4. BACTERIAL ENDOCARDITIS:
a. Streptococcal endocarditis; in penicillin-sensitive alpha and non-hemolytic streptococcal endocarditis (penicillin MIC<0.1 mcg/mL), Streptomycin may be used for 2-week treatment concomitantly with penicillin. The Streptomycin regimen is 1 g b.i.d. for the first week, and 500 mg b.i.d. for the second week. If the patient is over 60 years of age, the dosage should be 500 mg b.i.d. for the entire 2- week period.
b. Enterococcal endocarditis: Streptomycin in doses of 1 g b.i.d. for 2 weeks and 500 mg b.i.d. for an additional 4 weeks is given in combination with penicillin. Ototoxicity may require termination of the Streptomycin prior to completion of the 6-week course of treatment.

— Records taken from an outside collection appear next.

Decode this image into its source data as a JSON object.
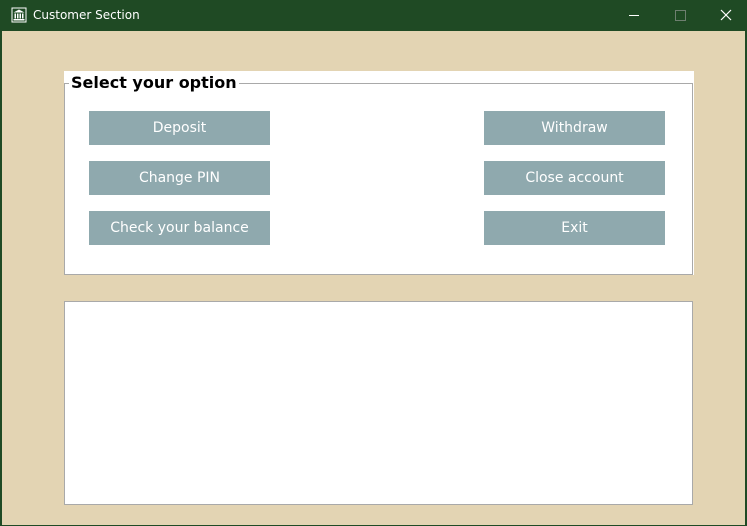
{
  "window": {
    "title": "Customer Section",
    "icon": "bank-icon",
    "controls": {
      "minimize_icon": "minimize-icon",
      "maximize_icon": "maximize-icon",
      "close_icon": "close-icon"
    }
  },
  "options_group": {
    "label": "Select your option",
    "buttons": {
      "deposit": "Deposit",
      "change_pin": "Change PIN",
      "check_balance": "Check your balance",
      "withdraw": "Withdraw",
      "close_account": "Close account",
      "exit": "Exit"
    }
  },
  "output_area": {
    "text": ""
  },
  "colors": {
    "titlebar": "#1f4a24",
    "window_background": "#e3d4b3",
    "button_background": "#8fa9ae",
    "button_text": "#ffffff",
    "panel_background": "#ffffff"
  }
}
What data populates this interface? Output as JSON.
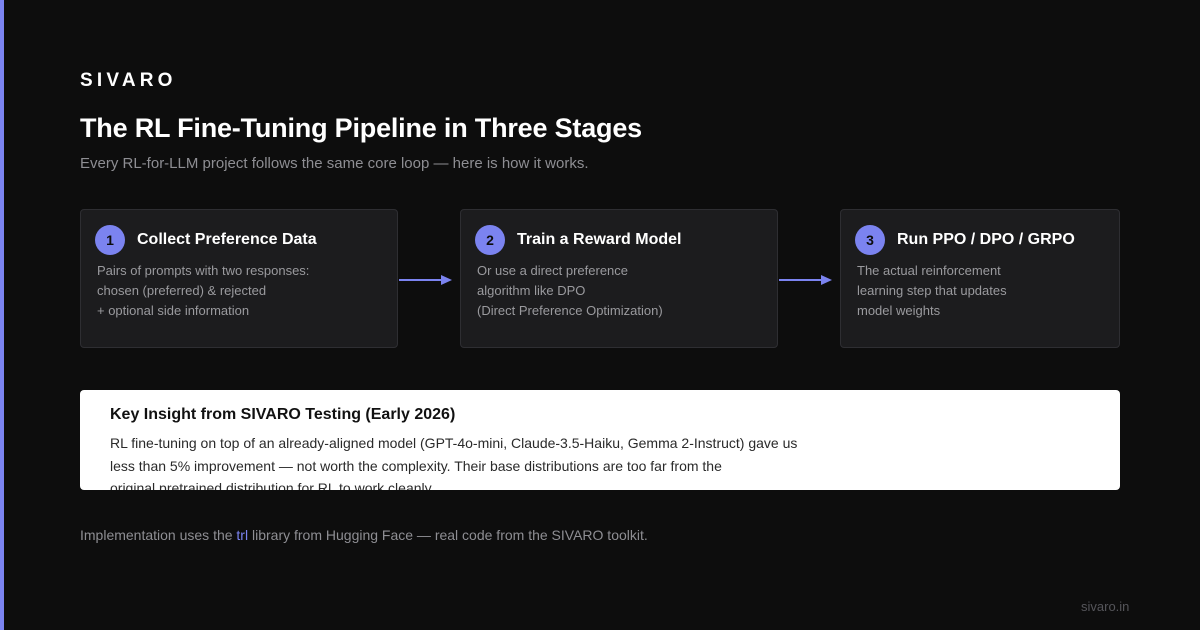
{
  "brand": "SIVARO",
  "title": "The RL Fine-Tuning Pipeline in Three Stages",
  "subtitle": "Every RL-for-LLM project follows the same core loop — here is how it works.",
  "colors": {
    "background": "#0d0d0d",
    "accent": "#7b83f0",
    "card": "#1c1c1e",
    "muted_text": "#9a9a9e"
  },
  "stages": [
    {
      "number": "1",
      "title": "Collect Preference Data",
      "lines": [
        "Pairs of prompts with two responses:",
        "chosen (preferred) & rejected",
        "+ optional side information"
      ]
    },
    {
      "number": "2",
      "title": "Train a Reward Model",
      "lines": [
        "Or use a direct preference",
        "algorithm like DPO",
        "(Direct Preference Optimization)"
      ]
    },
    {
      "number": "3",
      "title": "Run PPO / DPO / GRPO",
      "lines": [
        "The actual reinforcement",
        "learning step that updates",
        "model weights"
      ]
    }
  ],
  "arrow_icons": [
    "arrow-right-icon",
    "arrow-right-icon"
  ],
  "insight": {
    "title": "Key Insight from SIVARO Testing (Early 2026)",
    "lines": [
      "RL fine-tuning on top of an already-aligned model (GPT-4o-mini, Claude-3.5-Haiku, Gemma 2-Instruct) gave us",
      "less than 5% improvement — not worth the complexity. Their base distributions are too far from the",
      "original pretrained distribution for RL to work cleanly."
    ]
  },
  "footer": {
    "prefix": "Implementation uses the ",
    "library": "trl",
    "suffix": " library from Hugging Face — real code from the SIVARO toolkit."
  },
  "site": "sivaro.in"
}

5. CONCOMITANT USE WITH OTHER AGENTS: For concomitant use with other agents to which the infecting organism is also sensitive: Streptomycin is considered a secondline agent for the treatment of gram-negative bacillary bactermia, meningitis, and pneumonia; brucellosis; granuloma inguinale; chancroid, and urinary tract infection.
For adults: 1 to 2 grams in divided doses every six to twelve hours for moderate to severe infections. Doses should generally not exceed 2 grams per day.
For children: 20 to 40 mg/kg/day (8 to 20 mg/lb/day) in divided doses every 6 to 12 hours. (Particular care should be taken to avoid excessive dosage in children).
Route of Administration:
Intramuscular
In Vitro Use Guide
Sources: https://www.ncbi.nlm.nih.gov/pubmed/6437307
At 5 and 50 ug/ml, streptomycin inhibited the tubercle bacilli strongly and killed some; at the lowest tested concentration of 0.5 ug/ml, it inhibited them weakly.